- Born: Elise von Jung 9 September 1829 Mītava (now Jelgava), Russian Empire (Now Latvia)
- Died: 7 October 1904 (aged 75) Riga, Russian Empire (Now Latvia)
- Known for: Painting, teaching

= Elise von Jung-Stilling =

Baltic German painter

Elise von Jung-Stilling (Elise von Jung-Stilling, Elīze Junga-Štilinga; 9 September 1829 – 10 July 1904) was a painter and the founder of a private painting school in Riga. She was also a cameralist, ophthalmologist and writer. She was the granddaughter of writer Johann Heinrich Jung.

== Biography ==
Eliza von Jung-Shilling was born on 9 September 1829 in Mītava (now Jelgava) in a Baltic-German family. In 1827 her father received the Russian hereditary nobility and in 1838 officiated as senior postmaster and state councilor in Riga.
She took private lessons from the artist Julius Döring in Mitau, who himself studied at Dresden Academy of Painting, Sculpture, Engraving, and Architecture.

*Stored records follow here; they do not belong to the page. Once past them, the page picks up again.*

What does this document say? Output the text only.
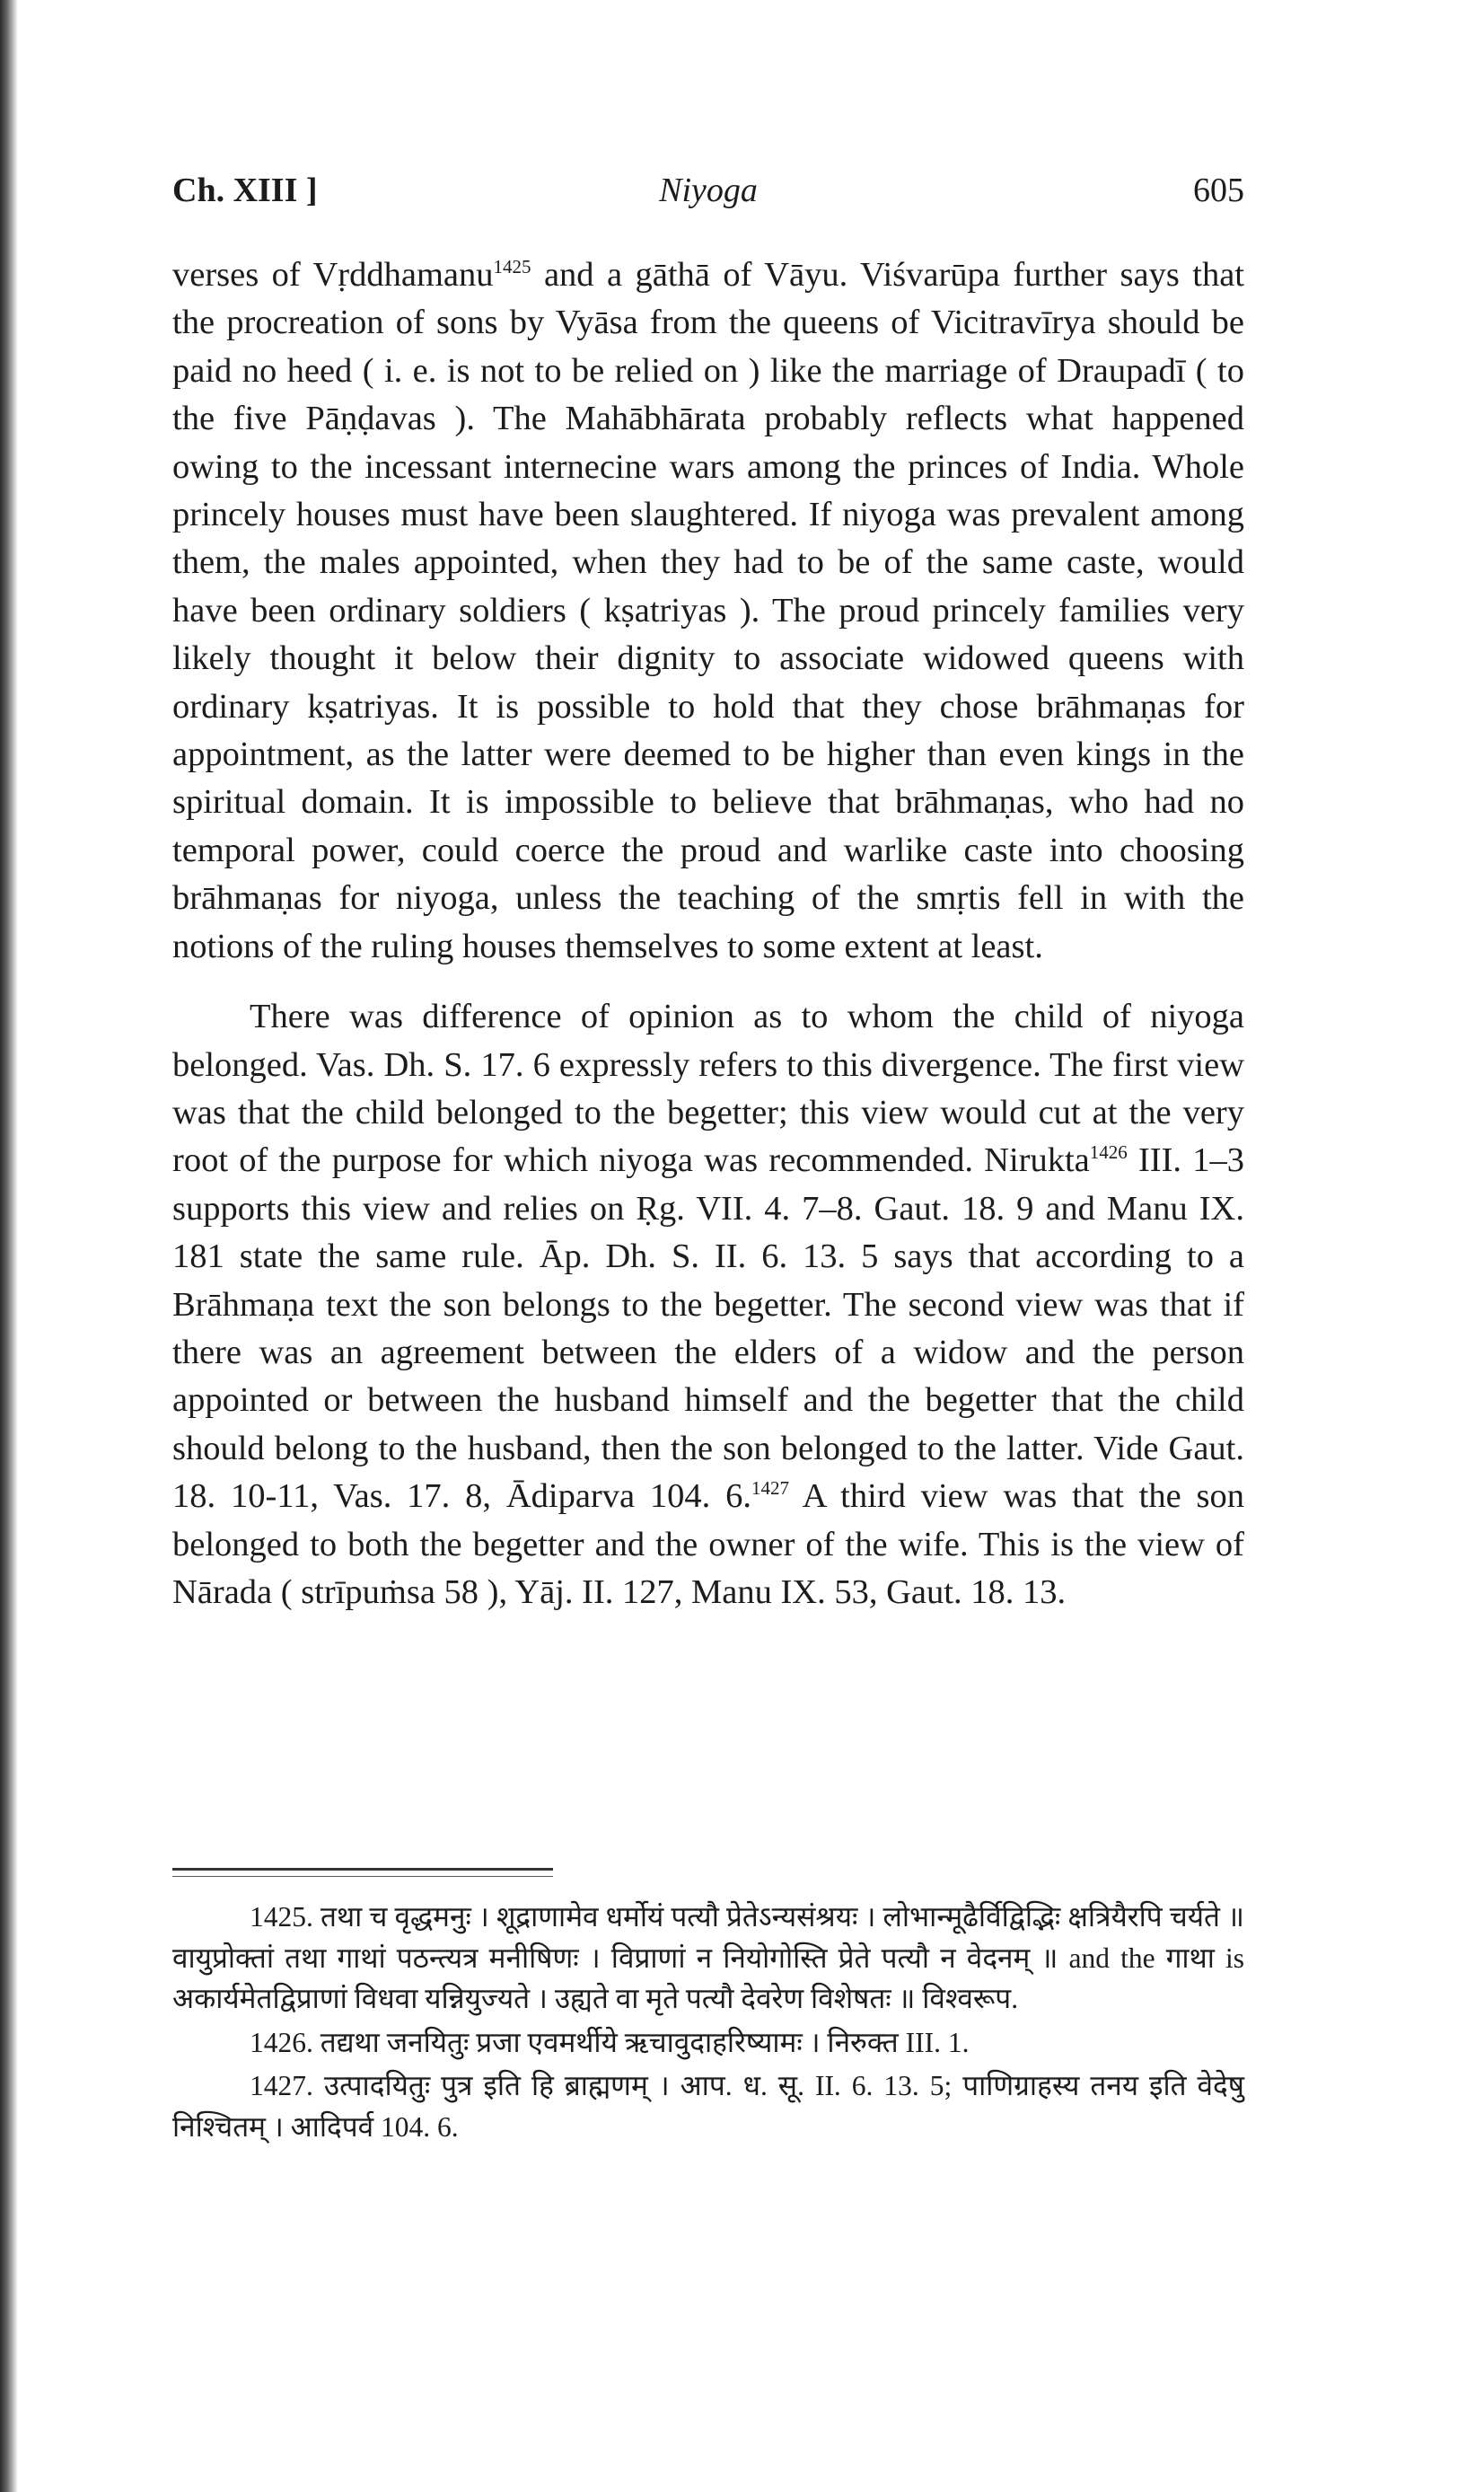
Ch. XIII ]	Niyoga	605

verses of Vṛddhamanu$^{1425}$ and a gāthā of Vāyu. Viśvarūpa further says that the procreation of sons by Vyāsa from the queens of Vicitravīrya should be paid no heed ( i. e. is not to be relied on ) like the marriage of Draupadī ( to the five Pāṇḍavas ). The Mahābhārata probably reflects what happened owing to the incessant internecine wars among the princes of India. Whole princely houses must have been slaughtered. If niyoga was prevalent among them, the males appointed, when they had to be of the same caste, would have been ordinary soldiers ( kṣatriyas ). The proud princely families very likely thought it below their dignity to associate widowed queens with ordinary kṣatriyas. It is possible to hold that they chose brāhmaṇas for appointment, as the latter were deemed to be higher than even kings in the spiritual domain. It is impossible to believe that brāhmaṇas, who had no temporal power, could coerce the proud and warlike caste into choosing brāhmaṇas for niyoga, unless the teaching of the smṛtis fell in with the notions of the ruling houses themselves to some extent at least.

There was difference of opinion as to whom the child of niyoga belonged. Vas. Dh. S. 17. 6 expressly refers to this divergence. The first view was that the child belonged to the begetter; this view would cut at the very root of the purpose for which niyoga was recommended. Nirukta$^{1426}$ III. 1–3 supports this view and relies on Ṛg. VII. 4. 7–8. Gaut. 18. 9 and Manu IX. 181 state the same rule. Āp. Dh. S. II. 6. 13. 5 says that according to a Brāhmaṇa text the son belongs to the begetter. The second view was that if there was an agreement between the elders of a widow and the person appointed or between the husband himself and the begetter that the child should belong to the husband, then the son belonged to the latter. Vide Gaut. 18. 10-11, Vas. 17. 8, Ādiparva 104. 6.$^{1427}$ A third view was that the son belonged to both the begetter and the owner of the wife. This is the view of Nārada ( strīpuṁsa 58 ), Yāj. II. 127, Manu IX. 53, Gaut. 18. 13.

1425. तथा च वृद्धमनुः । शूद्राणामेव धर्मोयं पत्यौ प्रेतेऽन्यसंश्रयः । लोभान्मूढैर्विद्विद्भिः क्षत्रियैरपि चर्यते ॥ वायुप्रोक्तां तथा गाथां पठन्त्यत्र मनीषिणः । विप्राणां न नियोगोस्ति प्रेते पत्यौ न वेदनम् ॥ and the गाथा is अकार्यमेतद्विप्राणां विधवा यन्नियुज्यते । उह्यते वा मृते पत्यौ देवरेण विशेषतः ॥ विश्वरूप.

1426. तद्यथा जनयितुः प्रजा एवमर्थीये ऋचावुदाहरिष्यामः । निरुक्त III. 1.

1427. उत्पादयितुः पुत्र इति हि ब्राह्मणम् । आप. ध. सू. II. 6. 13. 5; पाणिग्राहस्य तनय इति वेदेषु निश्चितम् । आदिपर्व 104. 6.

She worked as a schoolteacher in various educational institutions; during the summer holidays she took additional painting lessons in Dresden with A. Eberhard, Karlsbad and in Munich with A. Liezenmayer. From 1863 till 1895 she taught drawing at the Riga City Women's High School. In 1873 she founded a private school of drawing and painting, which received official status in 1879 under the name Jung-Stillingsche Zeichen- und Malschule. The school existed until her death in 1904. In 1906 on the basis of her painting school Riga City Art School was established.
Together with her sister Amalie (1828-1905) who was pianist and music teacher, Elise von Jung-Stilling ran a hospitable home in Riga where socializing and musical activities were cultivated. Among the guests were u. a. Max Bruch, Richard Wagner and Klara Schumann.

Before 1871 Elise had in her possession the score — an autograph of the scene and aria for soprano "Non paventar, mia vita!" from Ines de Castro opera by Carl Maria von Weber, which she had probably received as a gift from Max Maria von Weber.